Nashville, du nom d’une ville du Tennessee aux Etats-Unis, réussit pourtant là où d’autres nouvelles productions ont échoué : utiliser une recette classique sans pour autant donner dans le kitsch. La série a tout pour déplaire et pourtant, il faut avouer que les épisodes fonctionnent extrêmement bien.

 

Le personnage au cœur de l’histoire n’est autre que Deacon Clayborne, un musicien talentueux au passé tumultueux que les deux chanteuses s’arrachent et qui hésite à trahir son amour de jeunesse, Rayna, pour les beaux yeux de la jeune Juliette et la stabilité financière que lui apporterait un job à ses côtés. Étonnamment, l’alchimie entre les personnages fonctionne, avec Hayden Panettiere en tête, qui se démarque de son rôle de chearleader invincible dans Heroes pour endosser le costume de la jeune célébrité en quête de plus de profondeur.

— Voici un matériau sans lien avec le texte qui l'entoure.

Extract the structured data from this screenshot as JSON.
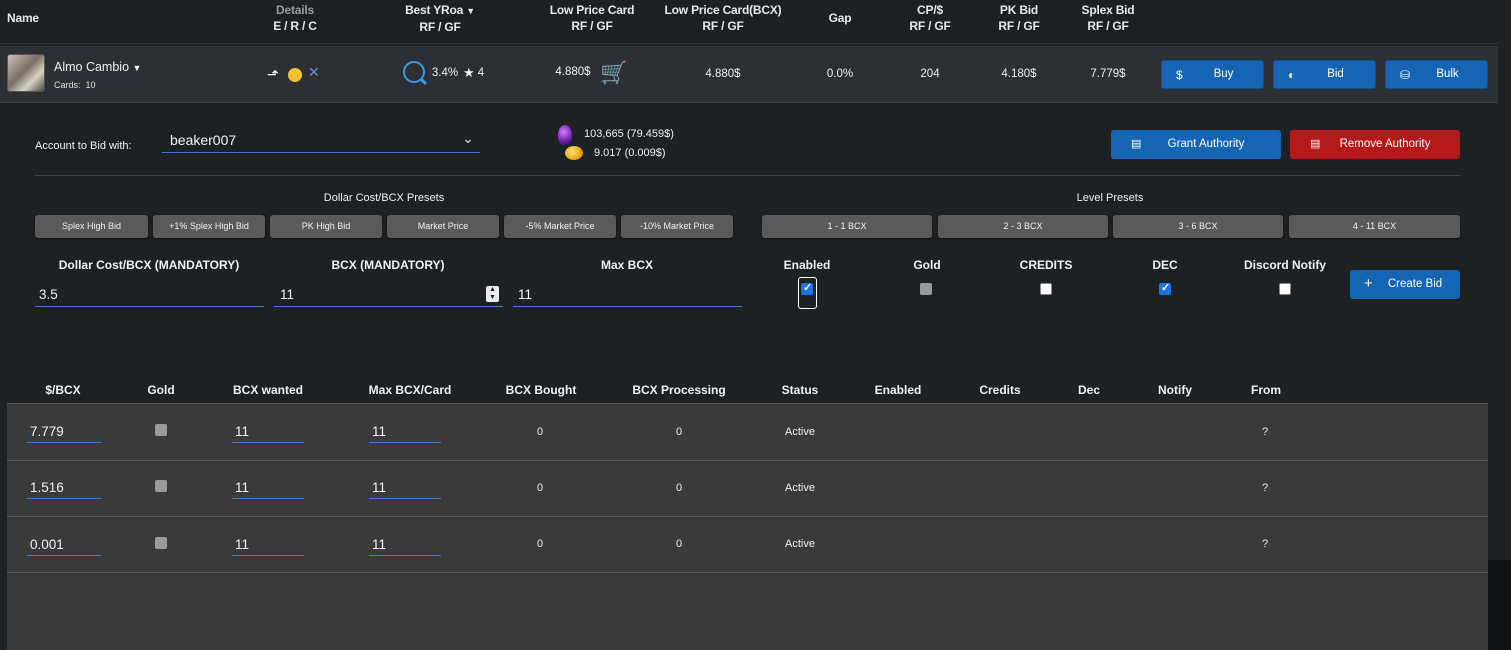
{
  "header": {
    "name": "Name",
    "details": "Details",
    "details_sub": "E / R / C",
    "best_yroa": "Best YRoa",
    "best_yroa_sub": "RF / GF",
    "low_price": "Low Price Card",
    "low_price_sub": "RF / GF",
    "low_price_bcx": "Low Price Card(BCX)",
    "low_price_bcx_sub": "RF / GF",
    "gap": "Gap",
    "cp": "CP/$",
    "cp_sub": "RF / GF",
    "pk_bid": "PK Bid",
    "pk_bid_sub": "RF / GF",
    "splex_bid": "Splex Bid",
    "splex_bid_sub": "RF / GF"
  },
  "card": {
    "name": "Almo Cambio",
    "cards_label": "Cards:",
    "cards_count": "10",
    "yroa": "3.4%",
    "stars": "4",
    "low_price": "4.880$",
    "low_price_bcx": "4.880$",
    "gap": "0.0%",
    "cp": "204",
    "pk_bid": "4.180$",
    "splex_bid": "7.779$",
    "buy_label": "Buy",
    "bid_label": "Bid",
    "bulk_label": "Bulk"
  },
  "bid_form": {
    "account_label": "Account to Bid with:",
    "account_value": "beaker007",
    "balance_1": "103,665 (79.459$)",
    "balance_2": "9.017 (0.009$)",
    "grant_label": "Grant Authority",
    "remove_label": "Remove Authority",
    "dollar_presets_title": "Dollar Cost/BCX Presets",
    "dollar_presets": [
      "Splex High Bid",
      "+1% Splex High Bid",
      "PK High Bid",
      "Market Price",
      "-5% Market Price",
      "-10% Market Price"
    ],
    "level_presets_title": "Level Presets",
    "level_presets": [
      "1 - 1 BCX",
      "2 - 3 BCX",
      "3 - 6 BCX",
      "4 - 11 BCX"
    ],
    "dollar_cost_label": "Dollar Cost/BCX (MANDATORY)",
    "dollar_cost_value": "3.5",
    "bcx_label": "BCX (MANDATORY)",
    "bcx_value": "11",
    "max_bcx_label": "Max BCX",
    "max_bcx_value": "11",
    "enabled_label": "Enabled",
    "gold_label": "Gold",
    "credits_label": "CREDITS",
    "dec_label": "DEC",
    "discord_label": "Discord Notify",
    "enabled_checked": true,
    "gold_checked": false,
    "credits_checked": false,
    "dec_checked": true,
    "discord_checked": false,
    "create_label": "Create Bid"
  },
  "bids_table": {
    "columns": [
      "$/BCX",
      "Gold",
      "BCX wanted",
      "Max BCX/Card",
      "BCX Bought",
      "BCX Processing",
      "Status",
      "Enabled",
      "Credits",
      "Dec",
      "Notify",
      "From"
    ],
    "rows": [
      {
        "price": "7.779",
        "bcx_wanted": "11",
        "max_bcx": "11",
        "bought": "0",
        "processing": "0",
        "status": "Active",
        "from": "?"
      },
      {
        "price": "1.516",
        "bcx_wanted": "11",
        "max_bcx": "11",
        "bought": "0",
        "processing": "0",
        "status": "Active",
        "from": "?"
      },
      {
        "price": "0.001",
        "bcx_wanted": "11",
        "max_bcx": "11",
        "bought": "0",
        "processing": "0",
        "status": "Active",
        "from": "?"
      }
    ]
  },
  "colors": {
    "accent_blue": "#1664b4",
    "danger_red": "#b51a1a",
    "icon_blue": "#3a9be8",
    "bg": "#1e2124",
    "table_bg": "#3a3a3a"
  }
}
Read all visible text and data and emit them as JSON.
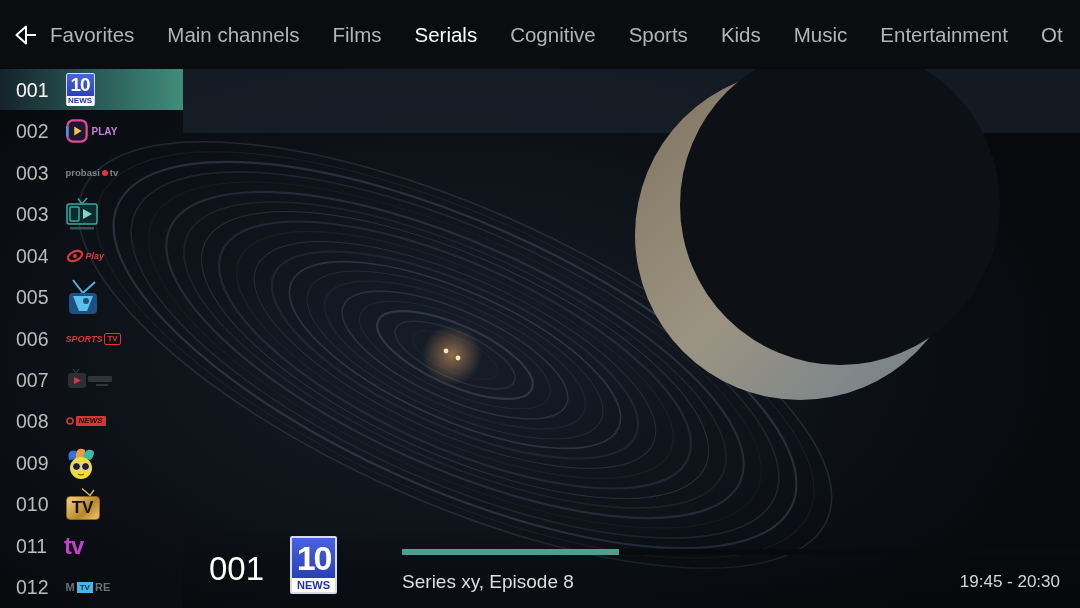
{
  "tabs": [
    {
      "label": "Favorites",
      "selected": false
    },
    {
      "label": "Main channels",
      "selected": false
    },
    {
      "label": "Films",
      "selected": false
    },
    {
      "label": "Serials",
      "selected": true
    },
    {
      "label": "Cognitive",
      "selected": false
    },
    {
      "label": "Sports",
      "selected": false
    },
    {
      "label": "Kids",
      "selected": false
    },
    {
      "label": "Music",
      "selected": false
    },
    {
      "label": "Entertainment",
      "selected": false
    },
    {
      "label": "Ot",
      "selected": false
    }
  ],
  "channels": [
    {
      "number": "001",
      "selected": true,
      "logo": {
        "kind": "news-badge",
        "texts": [
          "10",
          "NEWS"
        ]
      }
    },
    {
      "number": "002",
      "selected": false,
      "logo": {
        "kind": "play",
        "texts": [
          "PLAY"
        ]
      }
    },
    {
      "number": "003",
      "selected": false,
      "logo": {
        "kind": "dot-wordmark",
        "texts": [
          "probasi",
          "tv"
        ]
      }
    },
    {
      "number": "003",
      "selected": false,
      "logo": {
        "kind": "screen-tv"
      }
    },
    {
      "number": "004",
      "selected": false,
      "logo": {
        "kind": "ring",
        "texts": [
          "Play"
        ]
      }
    },
    {
      "number": "005",
      "selected": false,
      "logo": {
        "kind": "antenna-tv"
      }
    },
    {
      "number": "006",
      "selected": false,
      "logo": {
        "kind": "sports",
        "texts": [
          "SPORTS",
          "TV"
        ]
      }
    },
    {
      "number": "007",
      "selected": false,
      "logo": {
        "kind": "play-box"
      }
    },
    {
      "number": "008",
      "selected": false,
      "logo": {
        "kind": "news-tag",
        "texts": [
          "NEWS"
        ]
      }
    },
    {
      "number": "009",
      "selected": false,
      "logo": {
        "kind": "mascot"
      }
    },
    {
      "number": "010",
      "selected": false,
      "logo": {
        "kind": "framed-tv",
        "texts": [
          "TV"
        ]
      }
    },
    {
      "number": "011",
      "selected": false,
      "logo": {
        "kind": "tv-wordmark",
        "texts": [
          "tv"
        ]
      }
    },
    {
      "number": "012",
      "selected": false,
      "logo": {
        "kind": "more-tv",
        "texts": [
          "M",
          "TV",
          "RE"
        ]
      }
    }
  ],
  "now_playing": {
    "number": "001",
    "logo": {
      "kind": "news-badge",
      "texts": [
        "10",
        "NEWS"
      ]
    },
    "progress": {
      "level": 0.32
    },
    "title": "Series xy, Episode 8",
    "time": "19:45 - 20:30"
  }
}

Une des dernières scènes du deuxième épisode de Nashville est en cela très parlante ; Deacon invite sur la scène d’un bar intimiste une « grande amie » pour chanter avec lui. Alors que Juliette va se lever pour chanter, c’est en fait Rayna, qui est venue voir le guitariste jouer, qui est appelée par ce dernier et ovationnée par la foule. Juliette retient ses larmes mais reste dans le bar, au milieu d’une foule de passionnés de musique qui ne la reconnaît même pas, les larmes aux yeux à fredonner la chanson que le duo est en train d’interpréter.

 

Il est en effet indéniable que le talent de certains acteurs porte une partie de la série. On peut malgré tout regretter certaines intrigues, comme lorsque le père de Rayna convainc le mari de cette dernière (l’insipide Eric Close, qui réussit le pari d’avoir encore moins d’expressions faciales que dans FBI : Portés Disparus) d’être candidat à la mairie afin d’avoir un homme politique dans sa poche pour mener à bien ses petites magouilles.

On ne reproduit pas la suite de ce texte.